Effective area in restrained reinforced concrete: Finite Element Analysis in relation to models presented in Eurocode 2

Abstract

Cracking of concrete is a well-known phenomenon in most concrete structures, due to the low tensile strength of the material. In a reinforced concrete element, cracking initiates a redistribution of stresses from the concrete to the reinforcement. Depending on the thickness of the element, redistribution of stresses in the surroundings of a crack may create an area of concentrated stresses, an effective area, where the next crack will be created. Cracking, though, does not imply failure, as well-designed elements allow for redistribution. Eurocode is a commonly used framework that is used as a basis for structural design, and therefore the presented models must be accurate and applicable to all elements, striving for well-designed and material-efficient structures. In the second generation of Eurocode, more specifically, SS-EN 1992-1-1, a model for the effective area in concrete structures is provided. The way of modelling this slightly changed between the old version from 2005 and the newer one published in 2023. Further on, the definition of the effective area in Eurocode is not primarily derived being applicable to restrained elements. This thesis investigates whether these models apply to restrained elements. Theory related to cracking in restrained reinforced concrete was investigated.

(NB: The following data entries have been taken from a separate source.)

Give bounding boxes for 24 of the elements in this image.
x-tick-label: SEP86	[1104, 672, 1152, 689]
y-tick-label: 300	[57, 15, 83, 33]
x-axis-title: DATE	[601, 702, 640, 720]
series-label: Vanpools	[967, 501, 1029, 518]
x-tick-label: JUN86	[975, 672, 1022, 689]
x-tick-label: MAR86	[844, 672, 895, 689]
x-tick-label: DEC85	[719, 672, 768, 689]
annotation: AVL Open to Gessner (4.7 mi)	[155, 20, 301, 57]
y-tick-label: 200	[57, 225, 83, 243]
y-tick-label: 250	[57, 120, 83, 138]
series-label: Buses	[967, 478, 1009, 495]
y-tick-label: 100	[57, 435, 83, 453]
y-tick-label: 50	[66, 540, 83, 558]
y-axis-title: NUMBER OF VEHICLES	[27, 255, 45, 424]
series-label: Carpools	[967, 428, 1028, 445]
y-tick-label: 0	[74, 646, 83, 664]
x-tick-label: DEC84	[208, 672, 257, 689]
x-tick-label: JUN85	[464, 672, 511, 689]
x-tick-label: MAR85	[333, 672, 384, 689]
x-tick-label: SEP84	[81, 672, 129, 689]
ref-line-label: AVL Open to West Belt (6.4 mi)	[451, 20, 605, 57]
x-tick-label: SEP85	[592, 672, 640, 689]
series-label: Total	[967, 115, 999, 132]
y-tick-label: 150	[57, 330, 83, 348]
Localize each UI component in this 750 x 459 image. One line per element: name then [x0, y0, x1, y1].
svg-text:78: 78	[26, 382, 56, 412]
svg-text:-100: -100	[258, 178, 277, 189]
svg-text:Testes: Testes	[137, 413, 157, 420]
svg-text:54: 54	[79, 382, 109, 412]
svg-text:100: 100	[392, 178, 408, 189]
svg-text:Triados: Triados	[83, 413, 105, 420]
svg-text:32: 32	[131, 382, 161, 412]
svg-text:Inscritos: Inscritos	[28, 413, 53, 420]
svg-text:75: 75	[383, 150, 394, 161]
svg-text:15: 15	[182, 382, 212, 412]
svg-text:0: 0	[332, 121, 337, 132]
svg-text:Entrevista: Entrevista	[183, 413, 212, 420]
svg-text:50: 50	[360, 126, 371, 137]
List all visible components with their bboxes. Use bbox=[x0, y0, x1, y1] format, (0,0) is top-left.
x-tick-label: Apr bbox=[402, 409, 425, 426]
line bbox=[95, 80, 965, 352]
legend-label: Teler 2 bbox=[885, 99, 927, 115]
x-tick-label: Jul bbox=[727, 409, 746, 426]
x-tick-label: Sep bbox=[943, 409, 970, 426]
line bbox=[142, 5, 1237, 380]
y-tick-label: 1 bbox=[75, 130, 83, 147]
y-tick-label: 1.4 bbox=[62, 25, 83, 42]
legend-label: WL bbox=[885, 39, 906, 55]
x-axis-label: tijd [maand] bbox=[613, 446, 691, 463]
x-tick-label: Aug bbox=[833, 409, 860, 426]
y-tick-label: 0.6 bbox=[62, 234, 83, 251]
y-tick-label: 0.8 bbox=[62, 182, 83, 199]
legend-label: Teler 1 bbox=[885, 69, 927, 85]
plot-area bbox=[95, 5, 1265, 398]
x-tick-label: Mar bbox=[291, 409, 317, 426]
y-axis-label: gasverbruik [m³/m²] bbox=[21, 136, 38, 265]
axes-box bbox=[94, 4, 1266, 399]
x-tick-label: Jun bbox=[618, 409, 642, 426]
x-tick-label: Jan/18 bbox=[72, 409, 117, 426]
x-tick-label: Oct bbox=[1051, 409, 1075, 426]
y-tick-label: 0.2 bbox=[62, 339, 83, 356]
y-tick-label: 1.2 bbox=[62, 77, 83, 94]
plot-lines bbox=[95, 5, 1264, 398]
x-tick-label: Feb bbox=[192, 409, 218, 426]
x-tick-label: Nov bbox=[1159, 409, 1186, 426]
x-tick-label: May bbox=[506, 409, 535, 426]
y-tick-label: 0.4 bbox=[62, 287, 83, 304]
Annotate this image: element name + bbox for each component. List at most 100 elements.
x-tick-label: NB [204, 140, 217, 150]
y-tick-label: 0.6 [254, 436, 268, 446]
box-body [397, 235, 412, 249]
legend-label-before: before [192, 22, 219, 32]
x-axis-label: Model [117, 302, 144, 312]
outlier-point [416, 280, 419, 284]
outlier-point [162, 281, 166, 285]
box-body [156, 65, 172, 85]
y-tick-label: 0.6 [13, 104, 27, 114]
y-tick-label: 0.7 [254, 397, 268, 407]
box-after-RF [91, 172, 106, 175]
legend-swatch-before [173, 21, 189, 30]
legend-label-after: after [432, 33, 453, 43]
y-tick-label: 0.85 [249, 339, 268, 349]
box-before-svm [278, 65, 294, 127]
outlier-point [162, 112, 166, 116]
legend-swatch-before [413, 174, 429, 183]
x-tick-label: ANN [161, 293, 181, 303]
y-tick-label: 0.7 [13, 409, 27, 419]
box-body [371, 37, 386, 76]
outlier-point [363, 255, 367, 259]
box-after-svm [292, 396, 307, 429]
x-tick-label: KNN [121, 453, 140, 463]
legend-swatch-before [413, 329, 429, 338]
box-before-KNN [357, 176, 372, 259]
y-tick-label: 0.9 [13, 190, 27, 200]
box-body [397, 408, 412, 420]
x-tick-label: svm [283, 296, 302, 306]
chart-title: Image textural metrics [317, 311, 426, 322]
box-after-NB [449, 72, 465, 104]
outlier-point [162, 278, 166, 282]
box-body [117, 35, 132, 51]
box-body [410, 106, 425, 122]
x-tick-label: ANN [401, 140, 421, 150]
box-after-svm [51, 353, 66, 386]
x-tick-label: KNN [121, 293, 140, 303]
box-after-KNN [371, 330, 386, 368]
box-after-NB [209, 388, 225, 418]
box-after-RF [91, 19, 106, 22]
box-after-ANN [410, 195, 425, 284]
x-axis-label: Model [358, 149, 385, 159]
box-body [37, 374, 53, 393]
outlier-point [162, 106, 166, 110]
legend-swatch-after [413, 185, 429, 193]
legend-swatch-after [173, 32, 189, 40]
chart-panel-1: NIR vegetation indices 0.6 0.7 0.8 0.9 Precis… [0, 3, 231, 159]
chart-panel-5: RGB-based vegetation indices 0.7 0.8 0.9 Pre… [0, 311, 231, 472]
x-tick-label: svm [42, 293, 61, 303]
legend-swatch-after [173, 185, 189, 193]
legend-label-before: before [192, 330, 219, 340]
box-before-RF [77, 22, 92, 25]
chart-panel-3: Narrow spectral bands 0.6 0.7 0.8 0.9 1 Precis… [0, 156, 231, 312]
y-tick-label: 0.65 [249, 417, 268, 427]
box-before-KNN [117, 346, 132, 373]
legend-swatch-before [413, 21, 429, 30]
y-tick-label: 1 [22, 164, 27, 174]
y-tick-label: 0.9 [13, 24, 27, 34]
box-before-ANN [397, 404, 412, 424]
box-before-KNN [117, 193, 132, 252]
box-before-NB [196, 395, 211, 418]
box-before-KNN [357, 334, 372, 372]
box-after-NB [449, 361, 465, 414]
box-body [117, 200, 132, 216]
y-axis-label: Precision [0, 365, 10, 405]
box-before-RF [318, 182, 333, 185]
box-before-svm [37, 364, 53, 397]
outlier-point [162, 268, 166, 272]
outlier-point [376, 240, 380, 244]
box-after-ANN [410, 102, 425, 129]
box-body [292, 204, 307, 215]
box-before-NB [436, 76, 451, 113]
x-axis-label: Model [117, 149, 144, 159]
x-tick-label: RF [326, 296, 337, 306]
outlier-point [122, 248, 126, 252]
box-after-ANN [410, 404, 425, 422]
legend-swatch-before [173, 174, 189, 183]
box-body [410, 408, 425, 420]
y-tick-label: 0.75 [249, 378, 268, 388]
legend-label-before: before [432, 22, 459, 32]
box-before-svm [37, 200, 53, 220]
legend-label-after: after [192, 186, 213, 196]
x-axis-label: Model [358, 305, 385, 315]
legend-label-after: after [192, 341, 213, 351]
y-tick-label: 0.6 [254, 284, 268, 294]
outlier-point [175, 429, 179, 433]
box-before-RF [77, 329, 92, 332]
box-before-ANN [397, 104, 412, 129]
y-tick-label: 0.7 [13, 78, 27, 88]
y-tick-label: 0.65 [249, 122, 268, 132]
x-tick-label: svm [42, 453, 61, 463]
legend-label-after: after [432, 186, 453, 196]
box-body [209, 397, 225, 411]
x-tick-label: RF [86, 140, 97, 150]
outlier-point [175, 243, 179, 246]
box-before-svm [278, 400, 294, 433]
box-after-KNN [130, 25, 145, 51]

The models provided in the two versions were studied and compared. Evaluation of the effective area was done by non-linear Finite Element Modelling in the software DIANA, using a linear concrete material and a non-linear bond-slip interface between concrete and reinforcement. The stress distribution for a restrained reinforced concrete element with varying geometry was used for the evaluation of the effective area. Analytical calculations based on the models in the second generation of Eurocode were also performed, and the results were compared with the numerical results. The final results obtained from Finite Element Analysis did not correlate with the models for effective area. However, the concept of effective areas, i.e stress concentrations in the concrete adjacent to reinforcement, was clearly observed, and a maximum tensile stress section was obtained, in line with the theory. The overall conclusion is that the existing models do not apply to restrained elements and that an improved model is required. Due to a lack of correlation in results, further investigation of the subject is needed.